Look but don't touch! Don't even think of putting any weight on that steeply-sloping floor. To me this photo looks like modern art.

There are several other buildings in the area. The next photo shows a mill. You can just see the rails going into the top—their support is long gone and the old iron droops across the void. The ore was shuttled to the top and gravity-fed into the mill. The mill was there to concentrate the ore.

old mill

This building was once an ore-concentrating mill. Ore went in the top. The rails are still there, but the support is long gone.

Okay, back on the road. The photo below shows the road up, and I do mean up, County Road 9.

view of road

This photo doesn't capture just how steep this road is. You can see it's in pretty good shape. It was, and was easy to travel.

I came around a corner and was amazed to see that someone has constructed a home up on what must be a horrendously windy point. Many mining claims are still in private hands. The Colorado Constitution says that if a person has 35 or more acres of land, they can build a home on it and no one can stop them. I’m not sure I’d like to live up here.
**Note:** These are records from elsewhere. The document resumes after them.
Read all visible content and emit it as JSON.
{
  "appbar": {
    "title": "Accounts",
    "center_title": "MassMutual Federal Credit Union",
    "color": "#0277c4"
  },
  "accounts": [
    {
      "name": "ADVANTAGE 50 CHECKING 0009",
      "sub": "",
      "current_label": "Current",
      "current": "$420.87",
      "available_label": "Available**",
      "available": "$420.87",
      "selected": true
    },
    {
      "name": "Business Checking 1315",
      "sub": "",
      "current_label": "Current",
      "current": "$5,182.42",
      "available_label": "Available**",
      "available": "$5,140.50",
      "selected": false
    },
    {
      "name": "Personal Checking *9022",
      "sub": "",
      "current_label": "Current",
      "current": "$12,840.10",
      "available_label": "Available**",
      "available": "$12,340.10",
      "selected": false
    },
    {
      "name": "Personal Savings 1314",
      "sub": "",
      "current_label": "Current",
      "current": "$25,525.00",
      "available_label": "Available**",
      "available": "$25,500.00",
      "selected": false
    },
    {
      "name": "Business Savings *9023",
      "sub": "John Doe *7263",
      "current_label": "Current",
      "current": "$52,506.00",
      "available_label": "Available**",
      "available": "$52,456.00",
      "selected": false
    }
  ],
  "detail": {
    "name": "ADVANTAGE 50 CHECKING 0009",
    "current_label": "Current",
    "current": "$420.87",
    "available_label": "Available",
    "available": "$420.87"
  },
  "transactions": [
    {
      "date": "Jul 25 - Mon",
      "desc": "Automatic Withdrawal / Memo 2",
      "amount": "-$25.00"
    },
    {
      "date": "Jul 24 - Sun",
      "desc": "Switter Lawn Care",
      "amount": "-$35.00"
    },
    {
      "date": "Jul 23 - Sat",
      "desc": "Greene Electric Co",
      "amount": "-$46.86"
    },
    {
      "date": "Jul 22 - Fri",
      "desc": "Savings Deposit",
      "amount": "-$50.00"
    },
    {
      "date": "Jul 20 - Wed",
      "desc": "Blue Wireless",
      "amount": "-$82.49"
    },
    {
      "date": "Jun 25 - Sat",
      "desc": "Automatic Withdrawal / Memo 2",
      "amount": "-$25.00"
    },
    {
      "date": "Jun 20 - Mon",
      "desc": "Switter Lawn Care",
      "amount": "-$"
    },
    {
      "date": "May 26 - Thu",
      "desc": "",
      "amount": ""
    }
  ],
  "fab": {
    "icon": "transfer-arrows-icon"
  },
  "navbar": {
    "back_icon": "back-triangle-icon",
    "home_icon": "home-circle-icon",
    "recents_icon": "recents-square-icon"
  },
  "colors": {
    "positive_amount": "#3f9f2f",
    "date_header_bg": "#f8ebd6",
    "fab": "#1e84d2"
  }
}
The wind must be incessant and access is available in winter only after a long snowmobile drive, and vehicle access is pretty much a one-season thing.

private home

Someone built this hard-to-access home. Quite a view, but I bet the winds are bad.

Further riding gets one to the ridge separating Picayne Gulch from Placer Gulch. The following photo is a panorama taken from atop the summit looking north. In the distance you can see where CR 9 intersects California Gulch Road.

panorama of placer gulch

Panorama from the summit, looking north. This nearly 180-degree panorama captures the entire extent of Placer Gulch. Across the gulch you see both a high and a low road. The high road is the one you want.

The road continues to be easy to traverse. Just beyond the summit is an overlook, which looks south and into some wild country. The road then winds down between some more ruined mining structures and then on down to intersect with California Gulch Road. I opted to turn left and head up over California, Hurricane, and Corkscrew Passes, which I describe in another post.